2002–2013 Australian finance news TV program

Inside Business is an Australian television program that was broadcast on ABC1. Making its debut on 4 August 2002, it presented analysis of the financial world, including the Australian share market, business activities and the broader economy. The program aired at 9:30 am on Sunday mornings following Insiders, and was hosted by Alan Kohler. He also conducted interviews with members of the business community, profiled emerging businesses and entrepreneurs, and often presented his own commentary at the end of the program. Neheda Barakat was the show's founding executive producer between June 2002 and June 2004. The show switched from reporting to a talk show format similar to Insiders on 5 February 2012.

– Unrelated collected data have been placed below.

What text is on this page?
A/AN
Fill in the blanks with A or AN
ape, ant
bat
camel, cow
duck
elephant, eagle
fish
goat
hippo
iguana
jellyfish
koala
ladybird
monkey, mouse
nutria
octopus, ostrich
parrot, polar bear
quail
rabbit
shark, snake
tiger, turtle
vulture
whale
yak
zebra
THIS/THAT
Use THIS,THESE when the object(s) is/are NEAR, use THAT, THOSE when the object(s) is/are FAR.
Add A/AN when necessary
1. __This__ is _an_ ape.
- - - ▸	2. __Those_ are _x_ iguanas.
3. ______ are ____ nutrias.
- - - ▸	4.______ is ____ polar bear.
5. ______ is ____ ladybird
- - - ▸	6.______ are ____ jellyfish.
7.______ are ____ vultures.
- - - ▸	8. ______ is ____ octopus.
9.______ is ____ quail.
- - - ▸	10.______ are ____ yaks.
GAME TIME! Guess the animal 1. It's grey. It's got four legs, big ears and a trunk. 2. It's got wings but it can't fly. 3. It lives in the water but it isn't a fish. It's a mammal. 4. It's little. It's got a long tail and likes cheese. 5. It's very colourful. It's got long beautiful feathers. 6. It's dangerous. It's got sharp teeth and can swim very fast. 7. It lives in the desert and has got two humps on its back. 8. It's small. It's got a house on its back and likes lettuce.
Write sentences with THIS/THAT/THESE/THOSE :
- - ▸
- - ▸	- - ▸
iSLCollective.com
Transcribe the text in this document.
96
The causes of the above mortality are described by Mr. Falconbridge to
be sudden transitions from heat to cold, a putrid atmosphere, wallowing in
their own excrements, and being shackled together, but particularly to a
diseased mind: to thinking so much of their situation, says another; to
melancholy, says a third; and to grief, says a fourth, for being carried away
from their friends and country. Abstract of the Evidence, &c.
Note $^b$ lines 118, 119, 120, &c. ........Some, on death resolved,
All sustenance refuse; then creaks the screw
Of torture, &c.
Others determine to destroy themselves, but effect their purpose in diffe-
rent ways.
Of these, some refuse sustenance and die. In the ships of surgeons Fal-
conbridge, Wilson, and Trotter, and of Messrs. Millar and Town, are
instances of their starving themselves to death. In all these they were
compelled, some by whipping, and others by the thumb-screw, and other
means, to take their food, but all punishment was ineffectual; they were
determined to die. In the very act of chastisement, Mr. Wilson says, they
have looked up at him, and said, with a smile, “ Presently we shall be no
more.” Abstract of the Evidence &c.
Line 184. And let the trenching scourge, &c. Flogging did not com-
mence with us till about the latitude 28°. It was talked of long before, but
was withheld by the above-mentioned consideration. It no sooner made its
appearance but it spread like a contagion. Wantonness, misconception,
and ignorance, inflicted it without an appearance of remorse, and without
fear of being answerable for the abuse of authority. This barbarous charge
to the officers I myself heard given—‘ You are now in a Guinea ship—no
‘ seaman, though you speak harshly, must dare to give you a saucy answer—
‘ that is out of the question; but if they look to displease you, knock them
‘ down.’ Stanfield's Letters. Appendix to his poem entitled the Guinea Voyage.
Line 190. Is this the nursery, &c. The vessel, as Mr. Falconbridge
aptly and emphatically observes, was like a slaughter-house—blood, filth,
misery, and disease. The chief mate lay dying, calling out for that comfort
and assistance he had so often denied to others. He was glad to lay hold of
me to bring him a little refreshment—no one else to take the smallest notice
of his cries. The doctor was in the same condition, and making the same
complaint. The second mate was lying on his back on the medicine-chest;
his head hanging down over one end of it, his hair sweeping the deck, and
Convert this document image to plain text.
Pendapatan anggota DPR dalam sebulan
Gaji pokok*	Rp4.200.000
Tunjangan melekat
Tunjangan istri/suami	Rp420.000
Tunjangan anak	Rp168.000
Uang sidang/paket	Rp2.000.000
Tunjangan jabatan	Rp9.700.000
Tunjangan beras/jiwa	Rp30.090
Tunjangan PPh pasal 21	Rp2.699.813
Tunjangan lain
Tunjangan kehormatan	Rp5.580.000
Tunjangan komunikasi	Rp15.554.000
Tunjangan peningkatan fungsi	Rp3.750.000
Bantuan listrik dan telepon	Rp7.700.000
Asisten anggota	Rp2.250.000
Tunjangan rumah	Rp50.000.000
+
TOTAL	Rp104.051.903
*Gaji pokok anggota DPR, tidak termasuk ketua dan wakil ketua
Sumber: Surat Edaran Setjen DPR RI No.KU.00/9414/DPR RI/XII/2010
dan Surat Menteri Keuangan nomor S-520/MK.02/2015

The show was criticized by fellow ABC network program Media Watch for providing uncritical promotion of a floral company on its profile segment, a claim which the program denied. The issue is particularly pertinent as the ABC network carries no advertising.
The show was also repeated on weekday mornings at 8:00 am on ABC2

The show was cancelled by the ABC as from the end of the 2013 season, after Kohler announced his retirement from the show due to his wish to lessen his workload.

==Episodes==

| Season No. | Season Start | Season End | Episodes | Host | Notes |
|---|---|---|---|---|---|
| 1 | 4 August 2002 | 8 December 2002 | 19 | Alan Kohler | – |
| 2 | 9 February 2003 | 30 November 2003 | 41 | Alan Kohler | ^{1} ^{2} |
| 3 | 15 February 2004 | 5 December 2004 | 41 | Alan Kohler | ^{3} ^{4} |
| 4 | 13 February 2005 | 4 December 2005 | 42 | Alan Kohler | ^{5} |
| 5 | 12 February 2006 | 10 December 2006 | 43 | Alan Kohler | ^{6} |
| 6 | 11 February 2007 | 9 December 2007 | 43 | Alan Kohler | ^{7} |

1. No episode was broadcast on 20 April 2003 as it was Easter Sunday.
2. No episode was broadcast on 12 October 2003 due to a special two-hour edition of Insiders covering the one-year anniversary of the 2002 Bali bombings.
3. No episode was broadcast on 11 April 2004 as it was Easter Sunday.
4. No episode was broadcast on 25 April 2004 as it was Anzac Day.
5. No episode was broadcast on 27 March 2005 as it was Easter Sunday.
6. No episode was broadcast on 16 April 2006 as it was Easter Sunday.
7. No episode was broadcast on 8 April 2007 as it was Easter Sunday.